Remote Detection and Modeling of Abrupt and Gradual Tree Mortality in the Southwestern USA
Abstract:Current climate models predict a warming and drying trend that has a high probability of increasing the frequency and spatial extent of tree mortality events. Field surveys can be used to identify, date, and attribute a cause of mortality to specific trees, but monetary and time constraints prevent broad-scale surveys, which are necessary to establish regional or global trends in tree mortality. This is significant because widespread forest mortality will likely lead to radical changes in evapotranspiration and surface albedo, which could compound climate change. While understanding the causes and mechanisms of tree mortality events is crucial, it is equally important to be able to detect and monitor mortality and subsequent changes to the ecosystem at broad spatial- and temporal-scales.

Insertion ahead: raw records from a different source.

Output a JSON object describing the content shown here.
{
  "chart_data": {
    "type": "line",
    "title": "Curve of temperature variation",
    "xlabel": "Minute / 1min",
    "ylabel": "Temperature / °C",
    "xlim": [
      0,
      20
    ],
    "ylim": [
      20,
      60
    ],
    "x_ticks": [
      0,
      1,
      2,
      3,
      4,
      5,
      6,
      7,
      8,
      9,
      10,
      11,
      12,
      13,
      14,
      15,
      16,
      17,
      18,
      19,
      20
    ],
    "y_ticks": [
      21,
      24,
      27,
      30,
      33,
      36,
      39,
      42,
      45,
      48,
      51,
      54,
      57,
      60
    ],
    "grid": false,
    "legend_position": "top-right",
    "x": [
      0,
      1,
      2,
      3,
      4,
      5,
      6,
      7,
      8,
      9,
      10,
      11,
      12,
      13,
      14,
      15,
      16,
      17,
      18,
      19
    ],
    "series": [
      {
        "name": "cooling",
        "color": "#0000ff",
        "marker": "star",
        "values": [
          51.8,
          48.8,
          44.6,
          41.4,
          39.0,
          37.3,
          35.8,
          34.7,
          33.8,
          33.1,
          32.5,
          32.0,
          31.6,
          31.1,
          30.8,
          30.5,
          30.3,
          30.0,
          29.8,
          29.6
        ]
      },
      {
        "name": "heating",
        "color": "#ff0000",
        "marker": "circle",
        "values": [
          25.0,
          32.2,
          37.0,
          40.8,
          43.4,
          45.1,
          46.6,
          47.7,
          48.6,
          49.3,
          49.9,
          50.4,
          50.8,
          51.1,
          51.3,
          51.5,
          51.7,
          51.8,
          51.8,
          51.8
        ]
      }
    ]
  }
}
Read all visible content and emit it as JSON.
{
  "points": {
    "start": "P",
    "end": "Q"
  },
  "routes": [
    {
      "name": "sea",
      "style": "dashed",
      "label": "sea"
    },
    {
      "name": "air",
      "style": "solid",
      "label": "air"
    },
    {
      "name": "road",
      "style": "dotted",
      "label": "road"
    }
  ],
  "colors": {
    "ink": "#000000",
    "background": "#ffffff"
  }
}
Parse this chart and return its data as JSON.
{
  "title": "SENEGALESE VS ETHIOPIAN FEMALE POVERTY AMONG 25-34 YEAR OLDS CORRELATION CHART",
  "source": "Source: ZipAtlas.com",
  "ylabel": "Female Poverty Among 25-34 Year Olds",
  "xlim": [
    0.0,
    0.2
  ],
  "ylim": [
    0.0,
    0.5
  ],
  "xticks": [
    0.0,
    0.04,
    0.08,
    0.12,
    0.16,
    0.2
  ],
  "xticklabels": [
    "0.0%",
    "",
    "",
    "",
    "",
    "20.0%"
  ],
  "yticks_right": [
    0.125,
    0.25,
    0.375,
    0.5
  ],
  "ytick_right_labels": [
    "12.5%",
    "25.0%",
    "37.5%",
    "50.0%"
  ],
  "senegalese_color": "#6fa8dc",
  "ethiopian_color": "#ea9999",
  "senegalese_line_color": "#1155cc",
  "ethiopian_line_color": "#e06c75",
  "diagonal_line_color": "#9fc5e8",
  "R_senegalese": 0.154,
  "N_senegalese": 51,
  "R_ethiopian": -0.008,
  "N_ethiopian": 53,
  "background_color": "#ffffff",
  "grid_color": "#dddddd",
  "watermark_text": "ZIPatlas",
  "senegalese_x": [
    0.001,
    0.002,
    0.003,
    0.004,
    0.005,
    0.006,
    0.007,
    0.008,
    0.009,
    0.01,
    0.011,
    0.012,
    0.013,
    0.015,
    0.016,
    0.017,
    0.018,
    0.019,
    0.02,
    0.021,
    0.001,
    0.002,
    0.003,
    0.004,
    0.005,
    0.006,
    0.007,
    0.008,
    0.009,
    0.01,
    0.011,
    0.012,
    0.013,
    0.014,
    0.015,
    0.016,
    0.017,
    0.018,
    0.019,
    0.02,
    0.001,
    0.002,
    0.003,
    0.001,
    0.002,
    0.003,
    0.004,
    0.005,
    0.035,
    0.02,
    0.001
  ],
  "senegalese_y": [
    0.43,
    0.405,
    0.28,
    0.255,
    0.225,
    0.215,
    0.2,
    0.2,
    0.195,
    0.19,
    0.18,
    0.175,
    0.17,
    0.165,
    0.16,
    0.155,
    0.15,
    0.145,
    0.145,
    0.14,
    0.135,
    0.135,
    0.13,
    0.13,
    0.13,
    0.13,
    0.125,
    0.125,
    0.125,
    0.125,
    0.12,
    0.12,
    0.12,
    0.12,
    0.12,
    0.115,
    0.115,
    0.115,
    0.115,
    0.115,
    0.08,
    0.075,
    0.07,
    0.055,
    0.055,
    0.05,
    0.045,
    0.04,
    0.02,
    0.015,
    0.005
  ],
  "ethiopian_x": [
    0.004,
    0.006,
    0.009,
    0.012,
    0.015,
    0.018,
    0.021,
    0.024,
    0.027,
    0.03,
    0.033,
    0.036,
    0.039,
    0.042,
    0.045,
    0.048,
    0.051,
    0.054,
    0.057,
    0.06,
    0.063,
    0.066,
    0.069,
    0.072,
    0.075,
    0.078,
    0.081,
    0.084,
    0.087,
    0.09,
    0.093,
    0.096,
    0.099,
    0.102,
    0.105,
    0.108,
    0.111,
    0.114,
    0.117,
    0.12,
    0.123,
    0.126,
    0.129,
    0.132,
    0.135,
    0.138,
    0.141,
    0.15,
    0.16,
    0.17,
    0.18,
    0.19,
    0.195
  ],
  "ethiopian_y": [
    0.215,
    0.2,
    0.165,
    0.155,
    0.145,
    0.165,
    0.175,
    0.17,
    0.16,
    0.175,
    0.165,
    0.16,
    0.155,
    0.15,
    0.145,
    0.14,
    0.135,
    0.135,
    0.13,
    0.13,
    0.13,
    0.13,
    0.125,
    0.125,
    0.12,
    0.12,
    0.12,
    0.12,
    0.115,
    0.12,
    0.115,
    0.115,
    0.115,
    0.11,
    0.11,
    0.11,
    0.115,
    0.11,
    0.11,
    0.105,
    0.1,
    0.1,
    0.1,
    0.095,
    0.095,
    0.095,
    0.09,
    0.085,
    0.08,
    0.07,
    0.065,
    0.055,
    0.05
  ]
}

Over the past five years our ability to remotely detect abrupt forest mortality events has improved greatly, but gradual events—such as those caused by drought or certain types of insects—are still difficult to identify. Moreover, it is virtually impossible to quantify the amount of mortality that has occurred within a mixed pixel. We have developed a system that fuses climate and satellite-derived spectral data to identify both the date and the agent of forest mortality events. This system has been used with Landsat time series data to detect both abrupt and general trends in tree loss that have occurred during the past quarter-century in northern New Mexico. It has also been used with MODIS data to identify pixels with a high likelihood of drought-caused tree mortality in the Southwestern US. These candidate pixels were then fed to ED-FRT, a coupled forest dynamics-radiative transfer model, to generate estimates of drought-induced. We demonstrate a multi-scale approach that can produce results that will be instrumental in advancing our understanding of tree mortality-climate feedbacks, and improve our ability to predict what forests could look like in the future.